適度な日光浴

ビタミンDを活性化させる

ここ最近、がんの予防効果や感染症などの病気予防に注目が集まっているものに「ビタミンD」があります。きっかけとなったのは、1980年代に発表された「紫外線をよく浴びる地域では、大腸がんの死亡率が少ない」という研究報告です。

ビタミンD とは、青魚やキノコ類などに多く含まれるビタミンです。名前はビタミンですが、実際はホルモンのような働きをもつ物質で、紫外線を浴びることで人の体内でも合成されます。そのため、紫外線を多く浴びる地域ではビタミンD の合成が盛んで、それががん死亡率低下に関係しているのではないかと推論されたわけです。

その後、ビタミンDに関するさまざまな研究が重ねられ、アメリカの国立がん研究所(NCI)の1万7000人を対象にした調査では、ビタミンDの血中濃度が高い人は、低い人に比べて大腸がんの死亡率が75%低下すると報告しています。

他の研究でも乳がん、卵巣がん、前立腺がん、食道がんなど、多くのがんで、ビタミンDにより死亡率が下がるというデータがあります。近年、日本では、女性を中心にビタミンDが不足している人が増えている、という指摘があります。

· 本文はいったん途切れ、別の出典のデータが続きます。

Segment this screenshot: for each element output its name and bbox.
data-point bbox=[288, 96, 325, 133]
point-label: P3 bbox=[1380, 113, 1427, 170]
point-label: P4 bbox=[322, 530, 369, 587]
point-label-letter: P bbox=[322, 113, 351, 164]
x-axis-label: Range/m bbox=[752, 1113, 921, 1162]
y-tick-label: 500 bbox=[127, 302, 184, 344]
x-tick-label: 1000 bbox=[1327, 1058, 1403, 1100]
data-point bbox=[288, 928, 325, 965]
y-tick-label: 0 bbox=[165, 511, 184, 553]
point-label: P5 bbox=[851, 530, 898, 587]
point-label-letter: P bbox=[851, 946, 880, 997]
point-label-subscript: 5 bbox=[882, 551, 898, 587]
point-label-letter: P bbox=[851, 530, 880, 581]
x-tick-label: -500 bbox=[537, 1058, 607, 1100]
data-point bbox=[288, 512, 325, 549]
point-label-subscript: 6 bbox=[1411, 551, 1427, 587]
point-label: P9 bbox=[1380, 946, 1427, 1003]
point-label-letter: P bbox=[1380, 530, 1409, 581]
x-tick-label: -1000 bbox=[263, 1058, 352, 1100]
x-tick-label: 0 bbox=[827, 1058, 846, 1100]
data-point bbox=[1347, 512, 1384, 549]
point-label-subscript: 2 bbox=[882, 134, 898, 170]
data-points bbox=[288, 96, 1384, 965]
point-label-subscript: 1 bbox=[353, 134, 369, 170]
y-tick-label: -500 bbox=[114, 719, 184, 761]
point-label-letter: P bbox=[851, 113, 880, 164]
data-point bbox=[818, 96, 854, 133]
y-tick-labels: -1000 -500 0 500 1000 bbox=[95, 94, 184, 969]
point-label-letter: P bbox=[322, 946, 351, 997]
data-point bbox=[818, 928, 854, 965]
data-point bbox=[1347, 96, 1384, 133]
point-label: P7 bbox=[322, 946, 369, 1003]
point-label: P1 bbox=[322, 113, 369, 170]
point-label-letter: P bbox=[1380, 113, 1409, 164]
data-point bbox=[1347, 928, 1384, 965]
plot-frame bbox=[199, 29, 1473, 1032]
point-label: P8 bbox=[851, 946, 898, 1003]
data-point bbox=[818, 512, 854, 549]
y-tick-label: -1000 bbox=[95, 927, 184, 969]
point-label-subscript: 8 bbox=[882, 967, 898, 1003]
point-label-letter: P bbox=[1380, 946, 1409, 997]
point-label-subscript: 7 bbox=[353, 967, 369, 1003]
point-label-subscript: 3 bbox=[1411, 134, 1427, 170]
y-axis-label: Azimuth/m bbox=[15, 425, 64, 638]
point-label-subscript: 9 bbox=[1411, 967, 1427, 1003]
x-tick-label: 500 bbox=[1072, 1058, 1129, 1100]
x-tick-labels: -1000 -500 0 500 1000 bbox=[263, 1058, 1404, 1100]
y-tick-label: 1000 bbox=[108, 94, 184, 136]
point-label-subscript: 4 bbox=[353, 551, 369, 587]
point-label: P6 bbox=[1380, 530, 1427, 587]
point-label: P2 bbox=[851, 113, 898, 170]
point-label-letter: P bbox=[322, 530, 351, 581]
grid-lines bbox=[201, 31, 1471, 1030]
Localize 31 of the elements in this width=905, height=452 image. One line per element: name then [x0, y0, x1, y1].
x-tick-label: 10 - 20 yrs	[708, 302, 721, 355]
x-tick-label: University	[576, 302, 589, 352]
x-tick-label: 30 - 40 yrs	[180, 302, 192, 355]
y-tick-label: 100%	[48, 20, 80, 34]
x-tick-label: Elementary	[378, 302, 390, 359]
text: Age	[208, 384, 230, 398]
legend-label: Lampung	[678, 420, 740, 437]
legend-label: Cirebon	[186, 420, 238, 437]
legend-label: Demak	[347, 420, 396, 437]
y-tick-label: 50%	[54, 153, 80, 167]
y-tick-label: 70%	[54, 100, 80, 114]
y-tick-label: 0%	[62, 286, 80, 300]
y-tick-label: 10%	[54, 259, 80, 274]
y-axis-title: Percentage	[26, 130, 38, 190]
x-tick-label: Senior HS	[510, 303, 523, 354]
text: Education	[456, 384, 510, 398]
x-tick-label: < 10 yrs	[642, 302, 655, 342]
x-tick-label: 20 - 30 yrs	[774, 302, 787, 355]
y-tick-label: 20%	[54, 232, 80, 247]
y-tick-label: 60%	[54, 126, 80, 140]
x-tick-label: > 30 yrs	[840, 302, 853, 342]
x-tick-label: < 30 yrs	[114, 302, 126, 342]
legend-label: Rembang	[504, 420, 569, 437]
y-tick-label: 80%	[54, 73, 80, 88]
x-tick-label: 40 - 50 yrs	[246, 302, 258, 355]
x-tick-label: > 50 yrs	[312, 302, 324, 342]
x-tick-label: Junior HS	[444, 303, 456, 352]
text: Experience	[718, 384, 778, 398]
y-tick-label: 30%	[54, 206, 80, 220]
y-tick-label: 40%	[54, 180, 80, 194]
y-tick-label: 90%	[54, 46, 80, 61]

これは紫外線がシミ・シワといった皮膚の老化を引き起こすことが知られるようになり、日光を避ける風潮が強まっていることも一因です。しかし、がん予防という点からすれば、必要なビタミンDを生成するために、過度な日焼けは別にして、適度に日光に当たることは有用といえます。

日光に当たるといっても日焼けをするほど長時間、紫外線に当たる必要はまったくありません。国立環境研究所では、ビタミンDの必要量を体内生成できる日光浴の時間を、地域や季節ごとに算出しています。たとえば関東地方( つくば市) では、賂外線の強い夏場は朝や夕方に5分ほど、紫外線が弱まる冬場は日の高い時間に20分程度日光に当たれば、必要なビタミンDをつくることができます。

日光に当たる場所も、手や脚、腕など一部の皮膚で大丈夫です。またビタミンDは一度生成されると、一定期間は体内に蓄積されますので、毎日ではなく、天気のいい日にウォーキングや散歩などをして少し長めに日光に当たるように心がけるのもよさそうです。

仕事などで日光に当たる時間がとれない人や、ビタミンD の合成が少なくなる高齢者では、ビタミンDのサプリメントを利用する方法もあります。
ビタミンDにはがん予防の他にも風邪や胃腸炎などの感染症を予防する効果もあり、免疫力を上げる漢方薬として有名な補中益気湯などと併用するとより一層、感染症予防ができますので、風邪をひいたり、胃腸炎になって休むという無駄な時間を回避することができ非常に有用だと思います。